The various self-induced Washington budget crises will reduce the amount the government and businesses spend on technology goods and services this year, according to a report from Forrester Research.
Forrester analysts are reducing the amount of growth they expect to see in the U.S. tech market from 5.7 percent to 3.9 percent, thanks to the deep federal budget cuts known as sequestration, the three-week partial shutdown of the U.S. government and the threat by some Republican lawmakers not to raise the government’s debt ceiling, a move that would have forced the United States to default on its financial obligations and shaken the global economy.
“The Congressional juveniles with their calls for big Federal budgets cuts, tolerance of Federal government shutdowns and flirting with Federal debt defaults have been put back into their corner, so it is time to assess how much damage they have done to the US tech market,” Forrester analyst Andrew Bartels wrote in an Oct. 28 post on the firm’s blog.
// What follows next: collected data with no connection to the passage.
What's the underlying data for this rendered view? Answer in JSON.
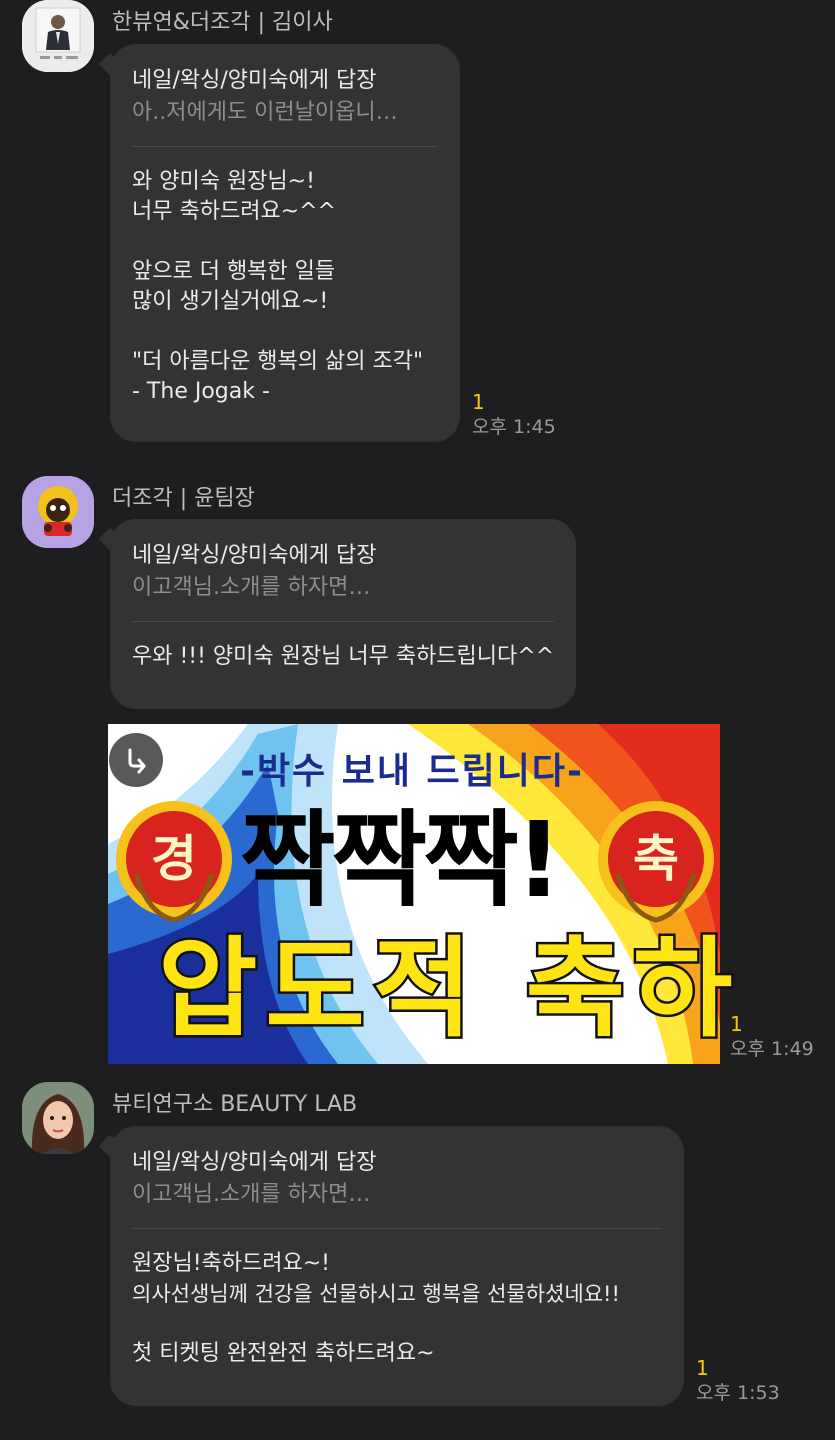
{
  "messages": [
    {
      "sender": "한뷰연&더조각 | 김이사",
      "reply_to": "네일/왁싱/양미숙에게 답장",
      "reply_quote": "아..저에게도 이런날이옵니…",
      "lines": [
        "와 양미숙 원장님~!",
        "너무 축하드려요~^^",
        "",
        "앞으로 더 행복한 일들",
        "많이 생기실거에요~!",
        "",
        "\"더 아름다운 행복의 삶의 조각\"",
        "- The Jogak -"
      ],
      "unread": "1",
      "time": "오후 1:45"
    },
    {
      "sender": "더조각 | 윤팀장",
      "reply_to": "네일/왁싱/양미숙에게 답장",
      "reply_quote": "이고객님.소개를 하자면…",
      "lines": [
        "우와 !!! 양미숙 원장님 너무 축하드립니다^^"
      ]
    },
    {
      "image": {
        "top_text": "-박수 보내 드립니다-",
        "main_text": "짝짝짝!",
        "sub_text": "압도적 축하",
        "seal_left": "경",
        "seal_right": "축"
      },
      "unread": "1",
      "time": "오후 1:49"
    },
    {
      "sender": "뷰티연구소 BEAUTY LAB",
      "reply_to": "네일/왁싱/양미숙에게 답장",
      "reply_quote": "이고객님.소개를 하자면…",
      "lines": [
        "원장님!축하드려요~!",
        "의사선생님께 건강을 선물하시고 행복을 선물하셨네요!!",
        "",
        "첫 티켓팅 완전완전 축하드려요~"
      ],
      "unread": "1",
      "time": "오후 1:53"
    }
  ],
  "icons": {
    "share": "share-arrow-icon",
    "avatar1": "man-in-suit-avatar",
    "avatar2": "cartoon-character-avatar",
    "avatar3": "woman-portrait-avatar"
  },
  "colors": {
    "background": "#1e1e20",
    "bubble": "#333336",
    "unread": "#f5c518",
    "muted": "#8d8d8f"
  }
}
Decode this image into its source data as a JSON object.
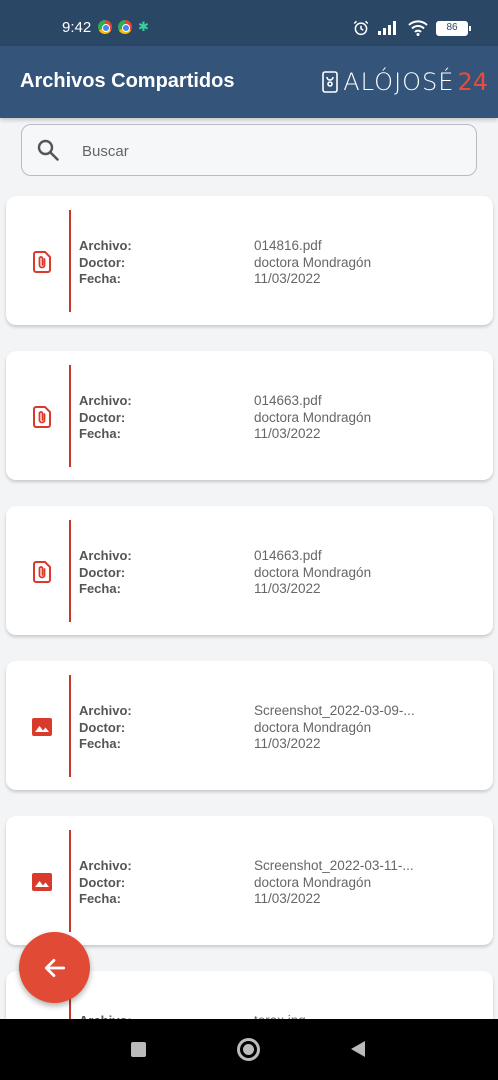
{
  "status_bar": {
    "time": "9:42",
    "battery": "86"
  },
  "app_bar": {
    "title": "Archivos Compartidos",
    "logo_text": "ALÓJOSÉ",
    "logo_number": "24"
  },
  "search": {
    "placeholder": "Buscar",
    "value": ""
  },
  "labels": {
    "file": "Archivo:",
    "doctor": "Doctor:",
    "date": "Fecha:"
  },
  "files": [
    {
      "icon": "attachment-file-icon",
      "name": "014816.pdf",
      "doctor": "doctora Mondragón",
      "date": "11/03/2022"
    },
    {
      "icon": "attachment-file-icon",
      "name": "014663.pdf",
      "doctor": "doctora Mondragón",
      "date": "11/03/2022"
    },
    {
      "icon": "attachment-file-icon",
      "name": "014663.pdf",
      "doctor": "doctora Mondragón",
      "date": "11/03/2022"
    },
    {
      "icon": "image-file-icon",
      "name": "Screenshot_2022-03-09-...",
      "doctor": "doctora Mondragón",
      "date": "11/03/2022"
    },
    {
      "icon": "image-file-icon",
      "name": "Screenshot_2022-03-11-...",
      "doctor": "doctora Mondragón",
      "date": "11/03/2022"
    },
    {
      "icon": "image-file-icon",
      "name": "torax.jpg",
      "doctor": "",
      "date": ""
    }
  ],
  "colors": {
    "status_bar": "#2a4766",
    "app_bar": "#345479",
    "accent": "#d93a2b",
    "fab": "#e14b35"
  }
}
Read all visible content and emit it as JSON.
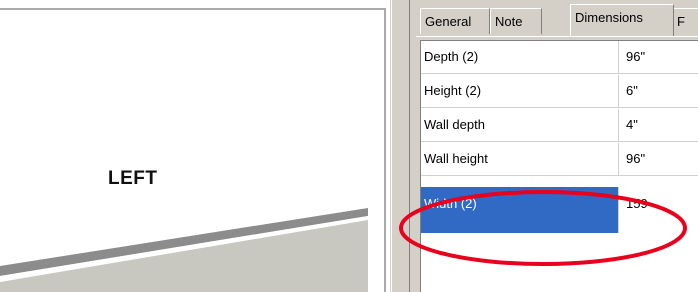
{
  "drawing_view": {
    "label": "LEFT"
  },
  "tabs": [
    {
      "label": "General",
      "active": false
    },
    {
      "label": "Note",
      "active": false
    },
    {
      "label": "Dimensions",
      "active": true
    },
    {
      "label": "F",
      "active": false
    }
  ],
  "properties": [
    {
      "name": "Depth (2)",
      "value": "96\"",
      "selected": false
    },
    {
      "name": "Height (2)",
      "value": "6\"",
      "selected": false
    },
    {
      "name": "Wall depth",
      "value": "4\"",
      "selected": false
    },
    {
      "name": "Wall height",
      "value": "96\"",
      "selected": false
    },
    {
      "name": "Width (2)",
      "value": "159",
      "selected": true
    }
  ],
  "colors": {
    "selection": "#316ac5",
    "annotation": "#e8001c",
    "panel": "#d4d0c8"
  }
}
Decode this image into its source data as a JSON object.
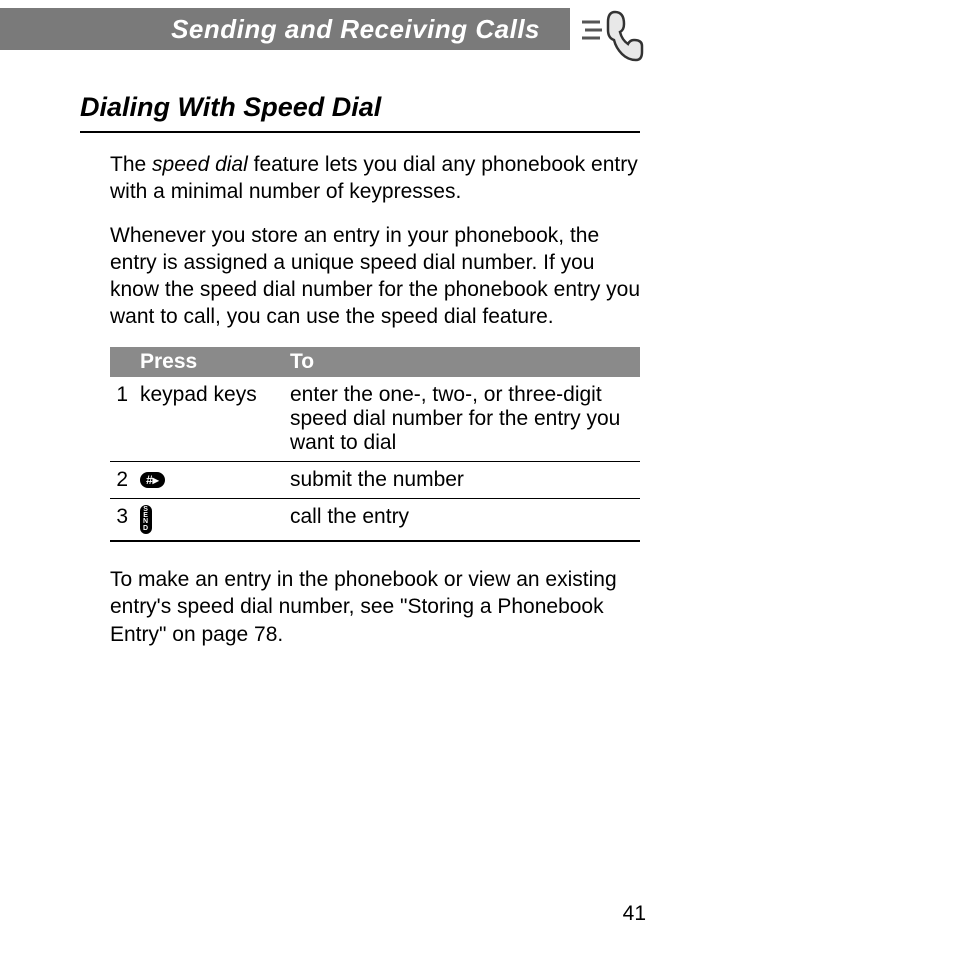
{
  "header": {
    "title": "Sending and Receiving Calls"
  },
  "section": {
    "title": "Dialing With Speed Dial",
    "intro_part1": "The ",
    "intro_italic": "speed dial",
    "intro_part2": " feature lets you dial any phonebook entry with a minimal number of keypresses.",
    "para2": "Whenever you store an entry in your phonebook, the entry is assigned a unique speed dial number. If you know the speed dial number for the phonebook entry you want to call, you can use the speed dial feature.",
    "outro": "To make an entry in the phonebook or view an existing entry's speed dial number, see \"Storing a Phonebook Entry\" on page 78."
  },
  "table": {
    "headers": {
      "press": "Press",
      "to": "To"
    },
    "rows": [
      {
        "num": "1",
        "press": "keypad keys",
        "to": "enter the one-, two-, or three-digit speed dial number for the entry you want to dial"
      },
      {
        "num": "2",
        "press_icon": "hash-key",
        "press_symbol": "#▸",
        "to": "submit the number"
      },
      {
        "num": "3",
        "press_icon": "send-key",
        "press_symbol": "S\nE\nN\nD",
        "to": "call the entry"
      }
    ]
  },
  "page_number": "41"
}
The most impact on spending was on the federal government side the equation, Bartels wrote. Federal spending on IT was down, while the amount of technology state and local governments bought grew a little, he said. Supercomputer maker SGI has seen the impact of the Washington budget battles, with executives saying Oct. 10 that sales and profits for the most recent quarter will take a hit because of the shutdown, and that revenues for the current fiscal year could fall by as much as 10 percent.
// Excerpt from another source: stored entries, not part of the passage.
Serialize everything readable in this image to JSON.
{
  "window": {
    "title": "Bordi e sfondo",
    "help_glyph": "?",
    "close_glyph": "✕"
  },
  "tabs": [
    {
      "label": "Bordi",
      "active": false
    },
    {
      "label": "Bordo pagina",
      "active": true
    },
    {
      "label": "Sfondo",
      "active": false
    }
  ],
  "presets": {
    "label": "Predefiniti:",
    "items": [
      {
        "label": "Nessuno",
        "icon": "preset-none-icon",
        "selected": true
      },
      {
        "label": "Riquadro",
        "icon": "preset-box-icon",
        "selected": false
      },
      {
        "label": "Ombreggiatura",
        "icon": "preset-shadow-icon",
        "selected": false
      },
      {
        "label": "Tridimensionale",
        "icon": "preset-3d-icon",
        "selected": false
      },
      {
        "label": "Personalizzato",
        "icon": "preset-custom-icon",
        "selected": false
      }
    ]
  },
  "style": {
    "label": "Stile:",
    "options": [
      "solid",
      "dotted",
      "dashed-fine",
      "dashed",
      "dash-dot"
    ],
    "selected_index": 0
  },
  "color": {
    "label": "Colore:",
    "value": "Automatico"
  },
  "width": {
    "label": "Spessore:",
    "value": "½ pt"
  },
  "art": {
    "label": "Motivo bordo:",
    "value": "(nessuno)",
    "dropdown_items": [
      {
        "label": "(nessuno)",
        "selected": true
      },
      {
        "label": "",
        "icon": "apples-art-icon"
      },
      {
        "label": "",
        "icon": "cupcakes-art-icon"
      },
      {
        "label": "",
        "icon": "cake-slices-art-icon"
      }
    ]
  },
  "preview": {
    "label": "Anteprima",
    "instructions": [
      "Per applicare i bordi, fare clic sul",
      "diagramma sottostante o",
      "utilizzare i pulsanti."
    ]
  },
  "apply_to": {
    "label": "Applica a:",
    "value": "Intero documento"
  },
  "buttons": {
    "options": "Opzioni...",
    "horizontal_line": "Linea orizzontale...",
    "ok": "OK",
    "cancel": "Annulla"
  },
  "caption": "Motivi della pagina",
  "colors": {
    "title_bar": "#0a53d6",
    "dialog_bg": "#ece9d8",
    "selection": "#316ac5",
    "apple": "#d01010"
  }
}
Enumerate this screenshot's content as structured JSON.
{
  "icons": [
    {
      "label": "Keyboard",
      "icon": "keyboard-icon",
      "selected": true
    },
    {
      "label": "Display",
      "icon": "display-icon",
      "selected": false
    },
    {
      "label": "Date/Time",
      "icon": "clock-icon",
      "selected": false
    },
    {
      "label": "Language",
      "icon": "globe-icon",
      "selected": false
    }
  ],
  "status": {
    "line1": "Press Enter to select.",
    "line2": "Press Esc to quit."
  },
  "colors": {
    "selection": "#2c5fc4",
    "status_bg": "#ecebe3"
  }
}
“But since the effects of reduced Federal spending have flowed into the private sector, purchases of computer equipment have also slumped, as cautious CIOs dial back their spending on these easily deferred categories of the tech budget,” Bartels wrote.
Servers and PCs easily fall under the classification of “easily deferred” technology, particularly given such alternatives as infrastructure-as-a-service (IaaS)—where organizations have access to hardware owned and operated by someone else, rather than having to buy the hardware themselves—and tablets, which can be used instead of PCs. However, Bartels said, corporate spending on tablets has slowed this year “as the initial rush to put these new devices into the hands of employees has [given] way to a more measured adoption curve.”
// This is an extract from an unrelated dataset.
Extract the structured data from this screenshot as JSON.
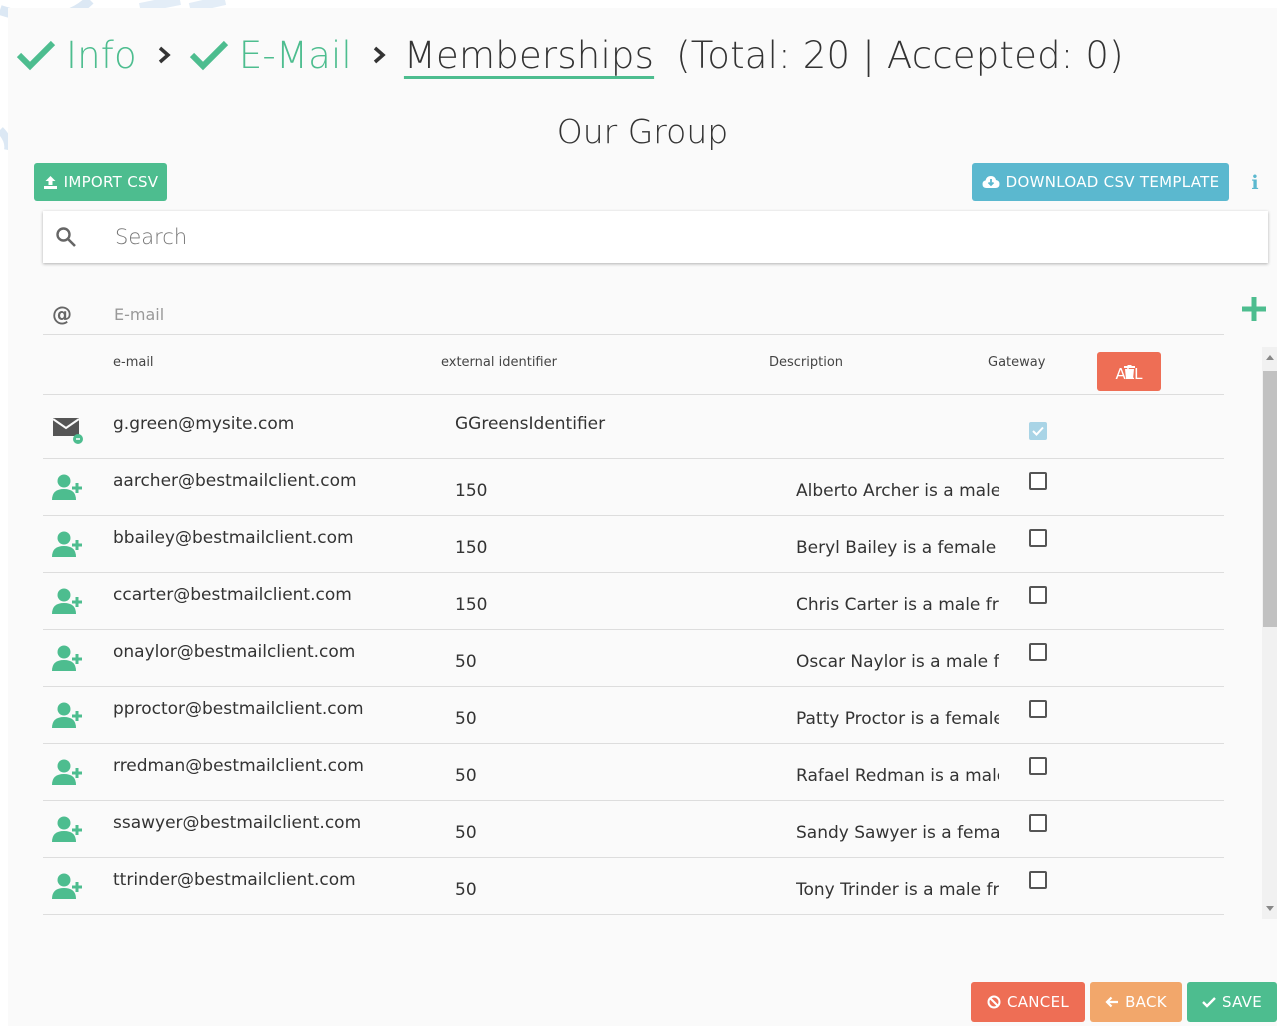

There have been some bright spots, he said. Businesses—and, to some degree, government—buying software has increased, jumping 6.2 percent after growing 6.1 percent in 2012. Software-as-service (SaaS) solutions—especially in some instances, such as smart process applications and other “collaborative software”—have done well, as have business intelligence, analytics and big data software.
Demand for communications equipment to support the growing popularity of mobile applications also continues to grow this year, increasing 8.1 percent over 2012, according to Forrester.
That said, spending on licensed software for big corporate applications like enterprise resource planning (ERP) and customer relationship management (CRM) has slowed. So has spending on IT outsourcing and telecommunications services.
For 2014, Forrester analysts are forecasting that spending on IT goods and services by government and businesses will jump 5.3 percent, due to a strengthening housing market, modest gains in employment and consumer spending, and growth in export markets in Europe and Asia. Spending on software, IT consulting and systems integration again will lead the way.
The forecast assumes that President Obama and Republican lawmakers will not reach agreement on a budget that includes long-term entitlement changes, tax reform and more tax revenues, and that the sequester spending cuts—which hit everything from the military and research and development to infrastructure and other discretionary accounts—will not be replaced by more sensible measures.
However, the hope is that as the federal budget deadline nears in January and the debt ceiling comes up again in February, there won’t be a repeat of the shutdown—which the government estimated cost the country $24 billion in lost productivity and other areas—or threat to the country’s ability to pay its obligations.
A budget agreement and the end of sequestration spending are “probably too much to hope, though it would lead to even stronger economic and tech market growth,” Bartels wrote. “Still, we are assuming that the Federal government will get through the first quarter without a renewed Federal government shutdown or new threats not to raise the Federal debt ceiling. Should even that assumption prove too optimistic, then our 2014 forecast for the US tech market will once again have to be ratcheted down.”